The reasons why my mom worked so hard to keep John out of my life are like a Jerry Springer episode come to life: Guy returns from Vietnam to seek out his ex to figure out custody and visitation. Guy meets new girl. Guy takes new girl home with him, and eventually marries her. New girl happens to be younger sister of ex-wife, who is slightly pissed. Guy and new girl have baby, who is now half-sibling/half-cousin to the guy's son. Ex tells both to go to hell, and that Guy will never see said son ever again.
And my mother stood by the promise, at least where John was concerned. When he and my aunt divorced, she moved back to Amarillo. My mother forgave her, but then swore her and their entire family to secrecy, and forbade anyone from ever telling me that John was my father. As far as the world was concerned, and especially me, Jack was my biological father now. A secret she was so intent on keeping, she even had my original birth certificate changed when she had Jack adopt me. And even after finding John once before and speaking with him on the phone, she still insisted he wasn't my father. Even Jack telling me the whole story himself couldn't get her to budge. It became a hallmark of our relationship, and just one of the reasons I wasn't speaking to her at the time she passed.

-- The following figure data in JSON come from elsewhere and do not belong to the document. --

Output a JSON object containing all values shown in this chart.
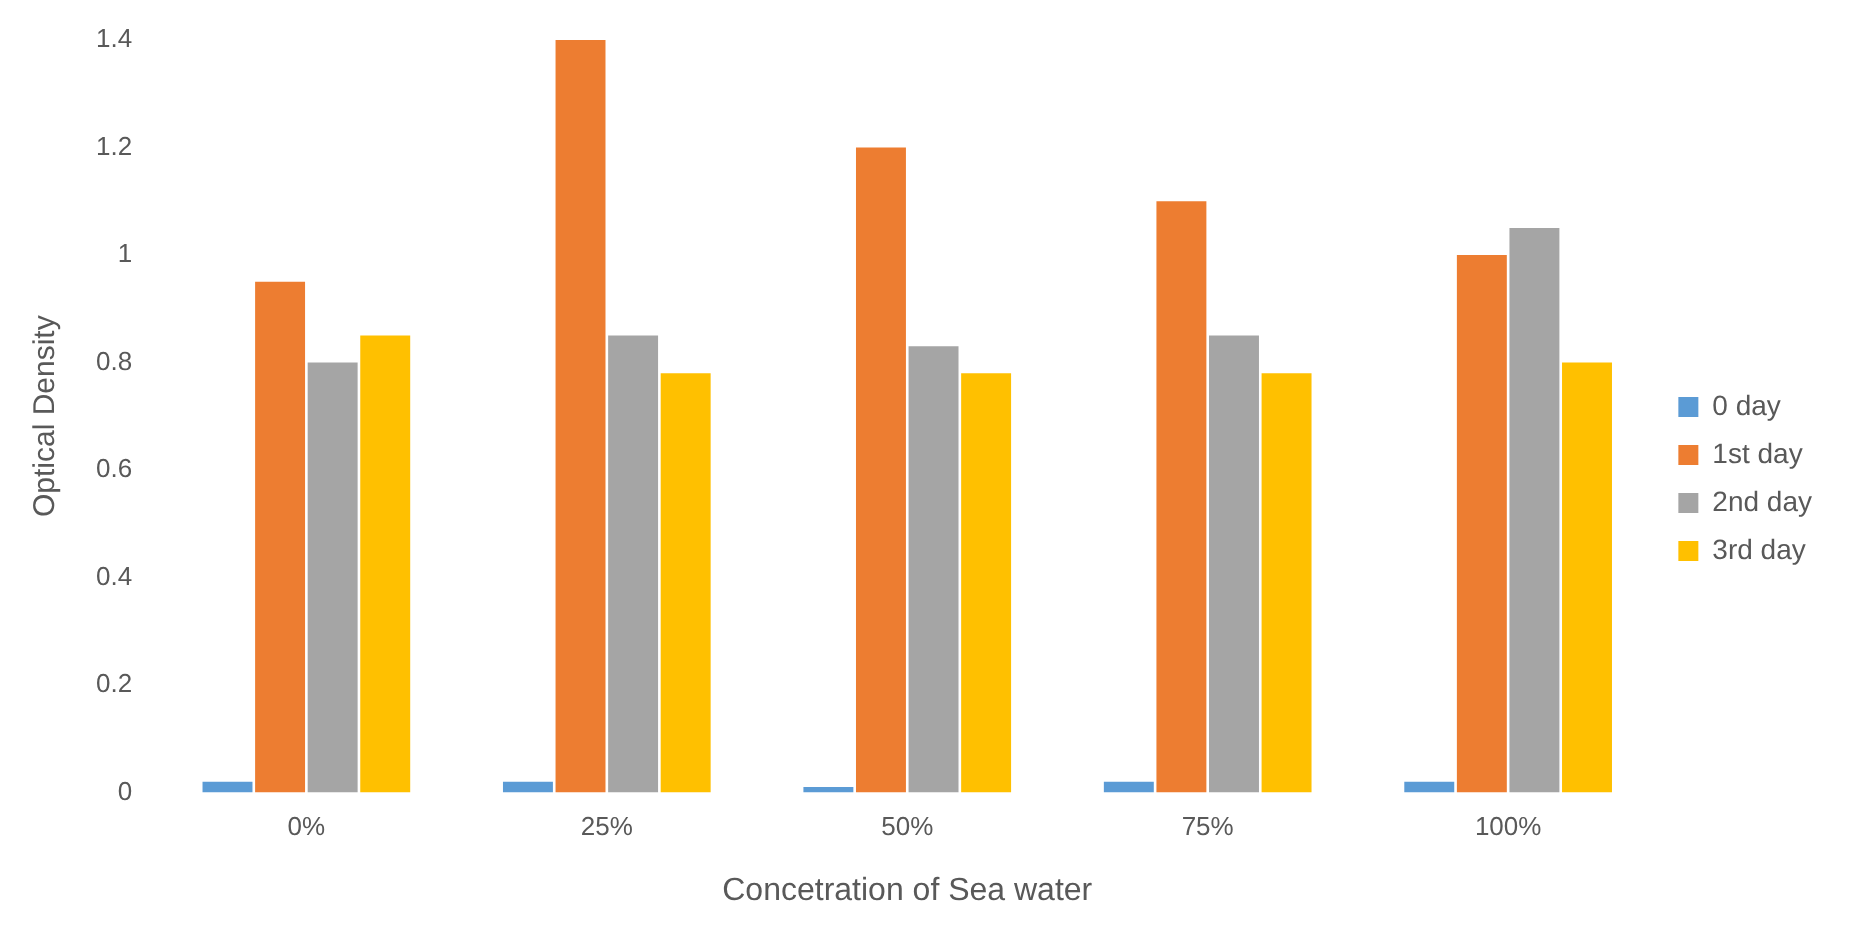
{
  "chart_data": {
    "type": "bar",
    "xlabel": "Concetration of Sea water",
    "ylabel": "Optical Density",
    "categories": [
      "0%",
      "25%",
      "50%",
      "75%",
      "100%"
    ],
    "series": [
      {
        "name": "0 day",
        "color": "#5b9bd5",
        "values": [
          0.02,
          0.02,
          0.01,
          0.02,
          0.02
        ]
      },
      {
        "name": "1st day",
        "color": "#ed7d31",
        "values": [
          0.95,
          1.4,
          1.2,
          1.1,
          1.0
        ]
      },
      {
        "name": "2nd day",
        "color": "#a5a5a5",
        "values": [
          0.8,
          0.85,
          0.83,
          0.85,
          1.05
        ]
      },
      {
        "name": "3rd day",
        "color": "#ffc000",
        "values": [
          0.85,
          0.78,
          0.78,
          0.78,
          0.8
        ]
      }
    ],
    "ylim": [
      0,
      1.4
    ],
    "yticks": [
      0,
      0.2,
      0.4,
      0.6,
      0.8,
      {
        "value": 1,
        "label": "1"
      },
      1.2,
      1.4
    ],
    "grid": false,
    "legend": "right"
  }
}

As of this moment, I haven't heard anything from John. I'm not sure if I will, or even how much I need to hear from him. In my letter, I said that there are parts of me that I will never know for sure, until I know him. And that's true. But I got a lot answered just from that short few minutes in his yard. Questions about who I am as a man, the journey I have been on my entire life, and what part my parents, biological or not, played in that journey. And to be honest, it's probably going to take months for me to completely process what this moment meant. So I can imagine how long it may take him. But I realized that the important thing is who I want to be from this moment forward. And if I get the chance to be a dad, I want to make sure my son or daughter never has the questions that I have had to live with. I may never get the father I hoped for, but if I can be that man to someone else, that will mean just as much.